Member Banks or Merchant Banks are the easiest entities to define. Member banks are the actual members comprising the Visa and MasterCard Associations. Because they were “born” first, some member banks perform all of the business functions associated with the payment processing spectrum. These full service banks sell merchants, operate transaction processing platforms, provide customer service, and underwrite the risk. With the exception of risk, the majority of banks outsource one or more of these functions. In particular, most small and medium banks outsource the actual transaction processing function to TPPs. It may be more difficult to obtain a merchant account form a bank because they have highly developed underwriting skills and potentially more stringent guidelines.

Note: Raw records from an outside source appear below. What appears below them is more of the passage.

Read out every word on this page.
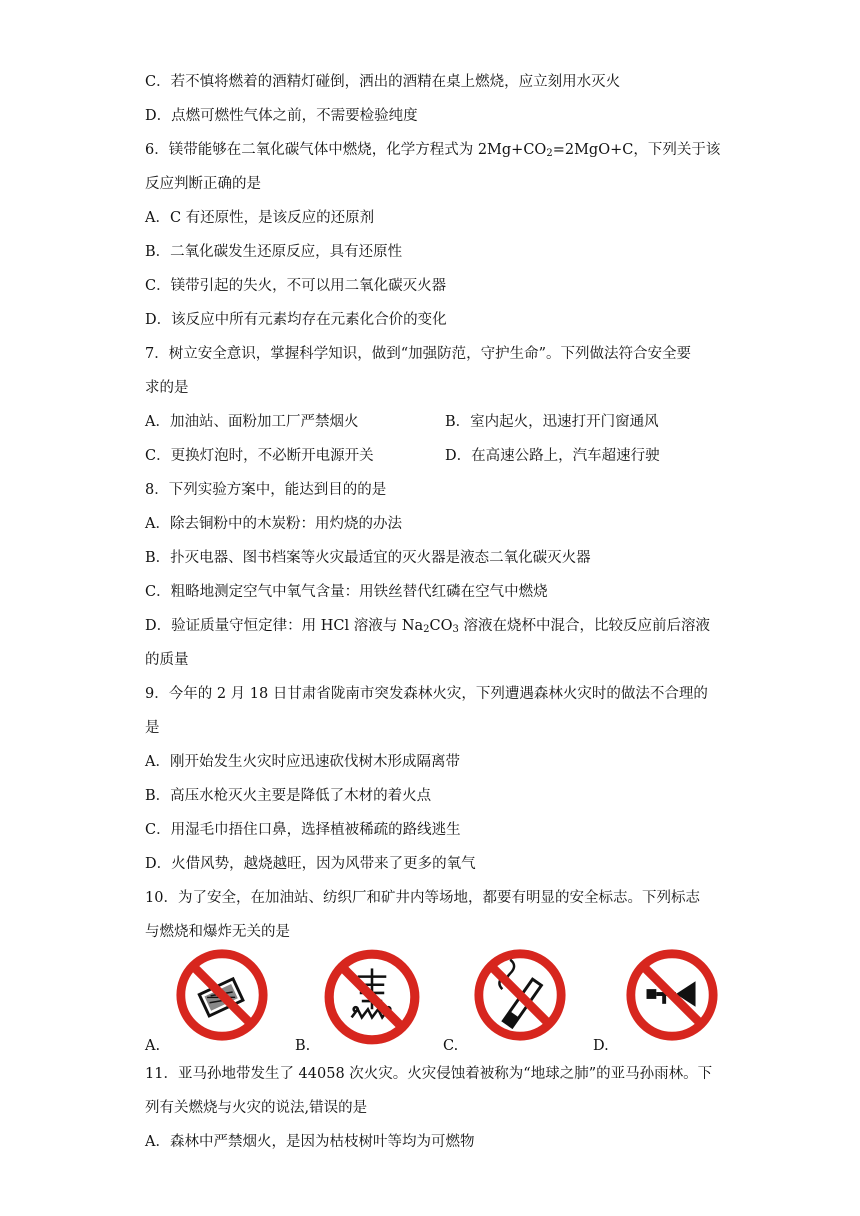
C．若不慎将燃着的酒精灯碰倒，洒出的酒精在桌上燃烧，应立刻用水灭火
D．点燃可燃性气体之前，不需要检验纯度
6．镁带能够在二氧化碳气体中燃烧，化学方程式为 $2Mg+CO_2=2MgO+C$，下列关于该
反应判断正确的是
A．C 有还原性，是该反应的还原剂
B．二氧化碳发生还原反应，具有还原性
C．镁带引起的失火，不可以用二氧化碳灭火器
D．该反应中所有元素均存在元素化合价的变化
7．树立安全意识，掌握科学知识，做到“加强防范，守护生命”。下列做法符合安全要
求的是
A．加油站、面粉加工厂严禁烟火	B．室内起火，迅速打开门窗通风
C．更换灯泡时，不必断开电源开关	D．在高速公路上，汽车超速行驶
8．下列实验方案中，能达到目的的是
A．除去铜粉中的木炭粉：用灼烧的办法
B．扑灭电器、图书档案等火灾最适宜的灭火器是液态二氧化碳灭火器
C．粗略地测定空气中氧气含量：用铁丝替代红磷在空气中燃烧
D．验证质量守恒定律：用 HCl 溶液与 $Na_2CO_3$ 溶液在烧杯中混合，比较反应前后溶液
的质量
9．今年的 2 月 18 日甘肃省陇南市突发森林火灾，下列遭遇森林火灾时的做法不合理的
是
A．刚开始发生火灾时应迅速砍伐树木形成隔离带
B．高压水枪灭火主要是降低了木材的着火点
C．用湿毛巾捂住口鼻，选择植被稀疏的路线逃生
D．火借风势，越烧越旺，因为风带来了更多的氧气
10．为了安全，在加油站、纺织厂和矿井内等场地，都要有明显的安全标志。下列标志
与燃烧和爆炸无关的是
A.	B.	C.	D.
11．亚马孙地带发生了 44058 次火灾。火灾侵蚀着被称为“地球之肺”的亚马孙雨林。下
列有关燃烧与火灾的说法,错误的是
A．森林中严禁烟火，是因为枯枝树叶等均为可燃物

Third Party Processors are the workhorses of the industry. According to MasterCard, these organizations manage amongst other things, “terminal operation, authorization routing, voice authorization, call referral processing, electronic data capture, clearing file preparation and submission, settlement processing, merchant statement preparation, and chargeback processing.” Third Party Processors generally have direct physical connections to the Association networks. TPPs also process a great percentage of all transactions from Member Banks. TPPs that are contractually sponsored by Member Banks may also acquire merchants, provide customer service, and accept some portion of the liability for fraudulent transactions. Many believe that full-service TPPs are the most cost effective and flexible solutions because they have the most direct physical entry-point into the networks. TPPs may employ ISOs and Agents to solicit merchants on their behalf. Obtaining a merchant account from a TPP may be easier as they often have less strict underwriting standards than banks.

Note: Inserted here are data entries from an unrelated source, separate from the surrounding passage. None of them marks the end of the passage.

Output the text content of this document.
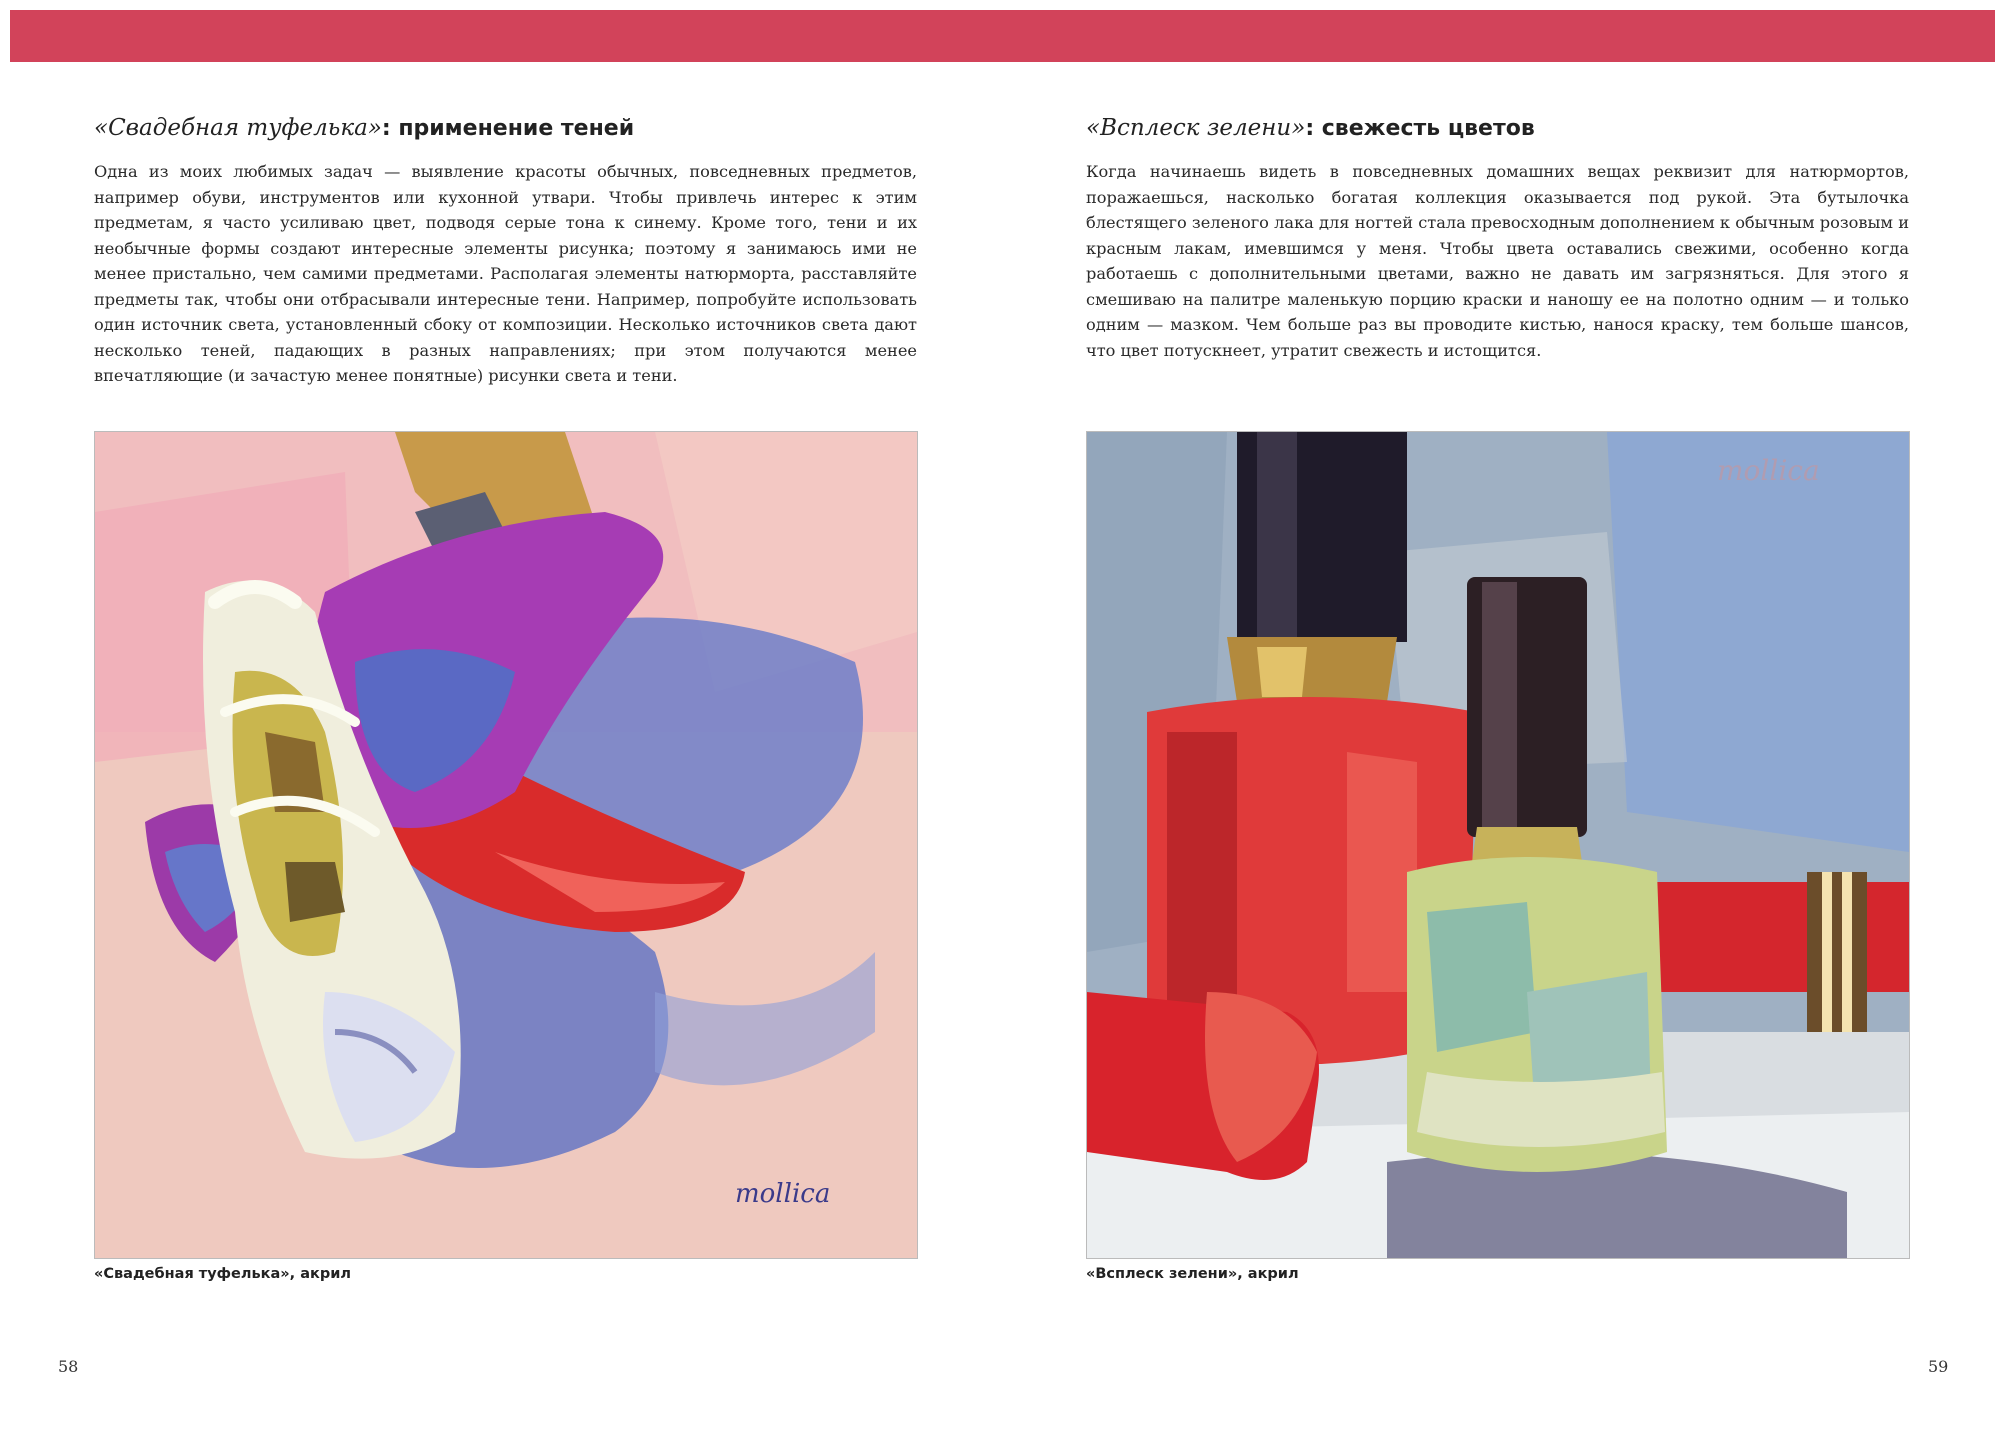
«Свадебная туфелька»: применение теней

Одна из моих любимых задач — выявление красоты обычных, повседневных предметов, например обуви, инструментов или кухонной утвари. Чтобы привлечь интерес к этим предметам, я часто усиливаю цвет, подводя серые тона к синему. Кроме того, тени и их необычные формы создают интересные элементы рисунка; поэтому я занимаюсь ими не менее пристально, чем самими предметами. Располагая элементы натюрморта, расставляйте предметы так, чтобы они отбрасывали интересные тени. Например, попробуйте использовать один источник света, установленный сбоку от композиции. Несколько источников света дают несколько теней, падающих в разных направлениях; при этом получаются менее впечатляющие (и зачастую менее понятные) рисунки света и тени.

mollica
«Свадебная туфелька», акрил
58
«Всплеск зелени»: свежесть цветов

Когда начинаешь видеть в повседневных домашних вещах реквизит для натюрмортов, поражаешься, насколько богатая коллекция оказывается под рукой. Эта бутылочка блестящего зеленого лака для ногтей стала превосходным дополнением к обычным розовым и красным лакам, имевшимся у меня. Чтобы цвета оставались свежими, особенно когда работаешь с дополнительными цветами, важно не давать им загрязняться. Для этого я смешиваю на палитре маленькую порцию краски и наношу ее на полотно одним — и только одним — мазком. Чем больше раз вы проводите кистью, нанося краску, тем больше шансов, что цвет потускнеет, утратит свежесть и истощится.

mollica
«Всплеск зелени», акрил
59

Independent Sales Organizations represent the principal sales arm of the payment processing industry in terms of total merchant accounts sold. These organizations are primarily responsible for soliciting new merchants for Member Banks and/or Third Party Processors. In order to operate legitimately, ISOs must have a contractual arrangement with a Member Bank, a TPP, or both. They must be registered with Visa and MasterCard. ISOs may represent one or more banks or processors, so they can offer more variety to their merchants. Although most ISOs process their merchants’ transactions through TPPs, some offer rudimentary processing services and reporting. As ISOs grow, they may also begin to take on other responsibilities like customer service. Large ISOs may employ other ISOs, Agents, or Merchant Level Salespeople (MLS) to acquire merchants. Because this sector of the industry is so fragmented and prolific, merchants should be sure that they are working with a seasoned, reputable ISO.

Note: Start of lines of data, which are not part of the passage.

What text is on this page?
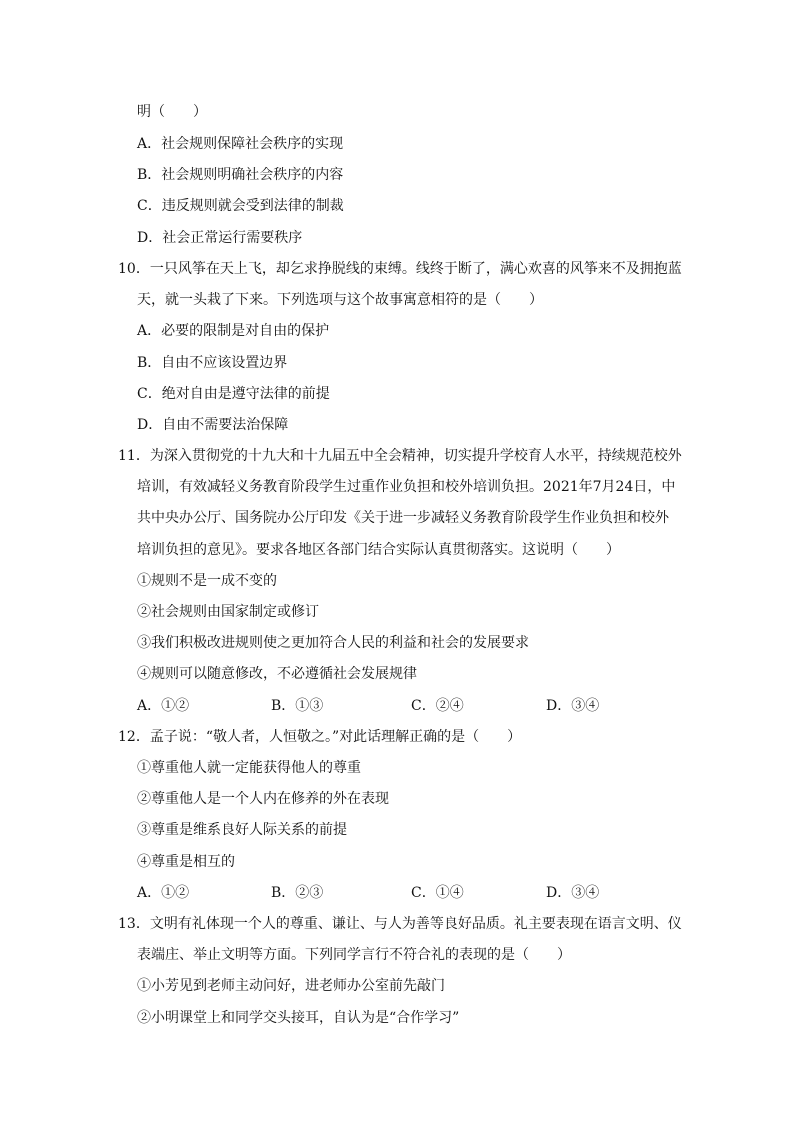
明（　　）
A．社会规则保障社会秩序的实现
B．社会规则明确社会秩序的内容
C．违反规则就会受到法律的制裁
D．社会正常运行需要秩序
10．一只风筝在天上飞，却乞求挣脱线的束缚。线终于断了，满心欢喜的风筝来不及拥抱蓝
天，就一头栽了下来。下列选项与这个故事寓意相符的是（　　）
A．必要的限制是对自由的保护
B．自由不应该设置边界
C．绝对自由是遵守法律的前提
D．自由不需要法治保障
11．为深入贯彻党的十九大和十九届五中全会精神，切实提升学校育人水平，持续规范校外
培训，有效减轻义务教育阶段学生过重作业负担和校外培训负担。2021年7月24日，中
共中央办公厅、国务院办公厅印发《关于进一步减轻义务教育阶段学生作业负担和校外
培训负担的意见》。要求各地区各部门结合实际认真贯彻落实。这说明（　　）
①规则不是一成不变的
②社会规则由国家制定或修订
③我们积极改进规则使之更加符合人民的利益和社会的发展要求
④规则可以随意修改，不必遵循社会发展规律
A．①②	B．①③	C．②④	D．③④
12．孟子说：“敬人者，人恒敬之。”对此话理解正确的是（　　）
①尊重他人就一定能获得他人的尊重
②尊重他人是一个人内在修养的外在表现
③尊重是维系良好人际关系的前提
④尊重是相互的
A．①②	B．②③	C．①④	D．③④
13．文明有礼体现一个人的尊重、谦让、与人为善等良好品质。礼主要表现在语言文明、仪
表端庄、举止文明等方面。下列同学言行不符合礼的表现的是（　　）
①小芳见到老师主动问好，进老师办公室前先敲门
②小明课堂上和同学交头接耳，自认为是“合作学习”
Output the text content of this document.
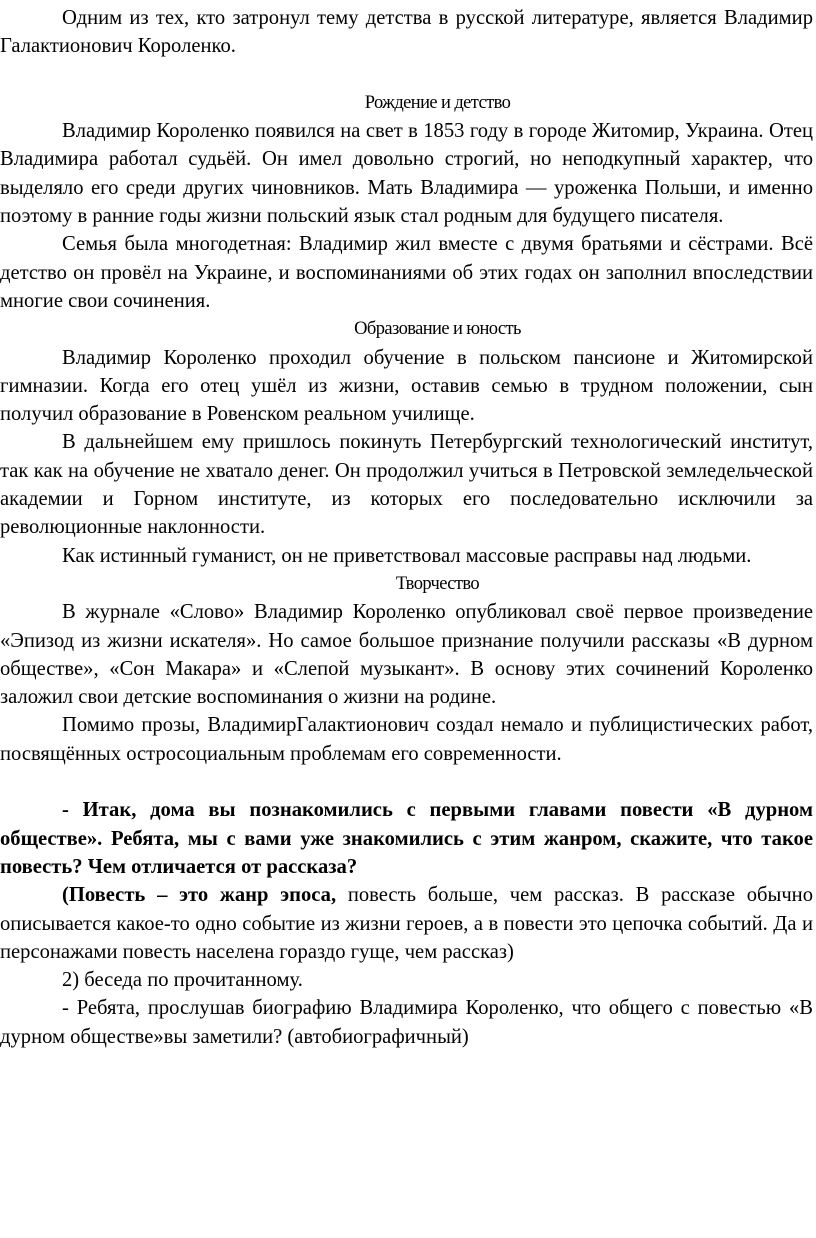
Одним из тех, кто затронул тему детства в русской литературе, является Владимир Галактионович Короленко.

Рождение и детство

Владимир Короленко появился на свет в 1853 году в городе Житомир, Украина. Отец Владимира работал судьёй. Он имел довольно строгий, но неподкупный характер, что выделяло его среди других чиновников. Мать Владимира — уроженка Польши, и именно поэтому в ранние годы жизни польский язык стал родным для будущего писателя.

Семья была многодетная: Владимир жил вместе с двумя братьями и сёстрами. Всё детство он провёл на Украине, и воспоминаниями об этих годах он заполнил впоследствии многие свои сочинения.

Образование и юность

Владимир Короленко проходил обучение в польском пансионе и Житомирской гимназии. Когда его отец ушёл из жизни, оставив семью в трудном положении, сын получил образование в Ровенском реальном училище.

В дальнейшем ему пришлось покинуть Петербургский технологический институт, так как на обучение не хватало денег. Он продолжил учиться в Петровской земледельческой академии и Горном институте, из которых его последовательно исключили за революционные наклонности.

Как истинный гуманист, он не приветствовал массовые расправы над людьми.

Творчество

В журнале «Слово» Владимир Короленко опубликовал своё первое произведение «Эпизод из жизни искателя». Но самое большое признание получили рассказы «В дурном обществе», «Сон Макара» и «Слепой музыкант». В основу этих сочинений Короленко заложил свои детские воспоминания о жизни на родине.

Помимо прозы, ВладимирГалактионович создал немало и публицистических работ, посвящённых остросоциальным проблемам его современности.

- Итак, дома вы познакомились с первыми главами повести «В дурном обществе». Ребята, мы с вами уже знакомились с этим жанром, скажите, что такое повесть? Чем отличается от рассказа?

(Повесть – это жанр эпоса, повесть больше, чем рассказ. В рассказе обычно описывается какое-то одно событие из жизни героев, а в повести это цепочка событий. Да и персонажами повесть населена гораздо гуще, чем рассказ)

2) беседа по прочитанному.

- Ребята, прослушав биографию Владимира Короленко, что общего с повестью «В дурном обществе»вы заметили? (автобиографичный)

ISOs are at least one step away from Member Banks. This means that ISO underwriting guidelines tend to be less strict and sometimes more focused on particular business sectors. This can translate into easier account approval from a provider that is more experienced in your business category. The downside is that ISOs must pay a transaction fee to their bank or TPP, which generally makes them more expensive than the latter two types.
Internet Payment Service Providers
are a specialized form of ISO focusing on the support of Internet merchants. According to Visa, IPSPs are “an online entity that contracts with an acquirer/payment processor to provide payment related services to sponsored merchants. The IPSP interfaces with an acquirer/payment processor on behalf of its Sponsored Merchants and must ensure that its Sponsored Merchants are contractually obligated to operate in accordance with
.” Because IPSPs support Web merchants, they operate their own commerce platforms which have some level of transaction processing capability. They tend to service small to medium sized merchants, thereby assisting the networks in aggregating a large number of small merchants.
IPSPs generally solicit merchant using online promotional techniques. Because they operate their own commerce platform, they tend to provide merchants with all technical support. This comes at a cost. The associated overhead coupled with the fees IPSPs must pay their sponsor often makes IPSPs more expensive than banks or TPPs.